Hacker Versus Cracker
In earlier days, there was a distinction made between the words hacker and cracker. A hacker was someone who used technology to innovate in new or unusual ways, whereas a cracker was someone who used technology to attack another's computers and cause harm.
This distinction was lost on the general public, so the term hacker has now come to mean the same as cracker.
Although you should never ignore the internal threat, you should arguably be more concerned with the outside world. The big bad Internet is a security vortex. Machines connected directly to the outside world can be attacked by people across the world, and invariably are, even only a few minutes after having been connected.
This situation is not a result of malicious users lying in wait for your IP address to do something interesting. Instead, canny virus writers have created worms that exploit a vulnerability, take control of a machine, and then spread it to other machines around them. As a result, most attacks today are the result of these autohacking tools; there are only a handful of true hackers around, and, to be frank, if one of these ever actually targets you seriously, it will take a mammoth effort to repel him regardless of which operating system you run.
Autohacking scripts also come in another flavor: prewritten code that exploits a vulnerability and gives its users special privileges on the hacked machine. These scripts are rarely used by their creators; instead, they are posted online and downloaded by wannabe hackers, who then use them to attack vulnerable machines.

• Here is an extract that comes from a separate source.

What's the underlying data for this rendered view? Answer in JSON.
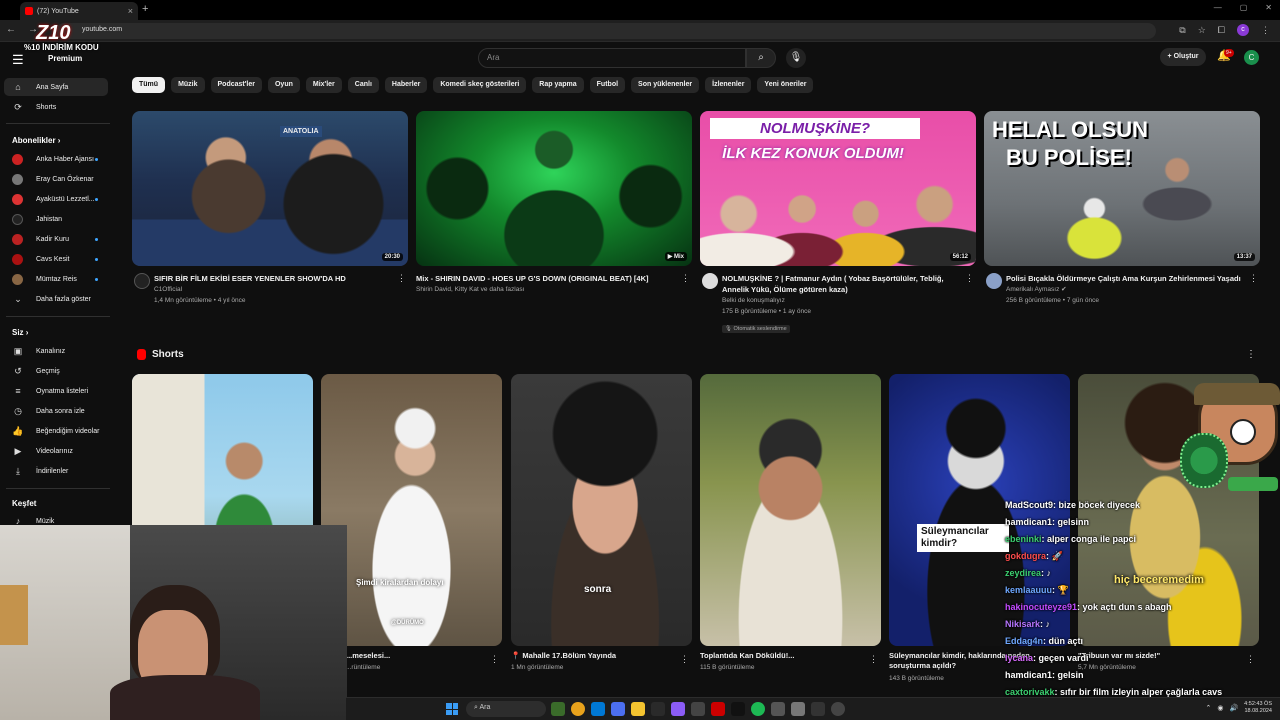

So, the external category is itself made up of worms, serious day job hackers, and wannabe hackers (usually called script kiddies). Combined they will assault your Internetfacing servers, and it is your job to make sure your boxes stay up, happily ignoring the firefight around them.
On the internal front, things are somewhat more difficult. Users who sit inside your firewall are already past your primary source of defense and, worse, they might even have physical access to your machines.
Regardless of the source of the attack, there is a five-step checklist you can follow to secure your box:
1. Assess your vulnerability. Decide which machines can be attacked, which services they are running, and who has access to them.
2. Configure the server for maximum security. Only install what you need, only run what you must, and configure a local firewall.
3. Secure physical access to the server.
4. Create worst-case-scenario policies.
5. Keep up-to-date with security news.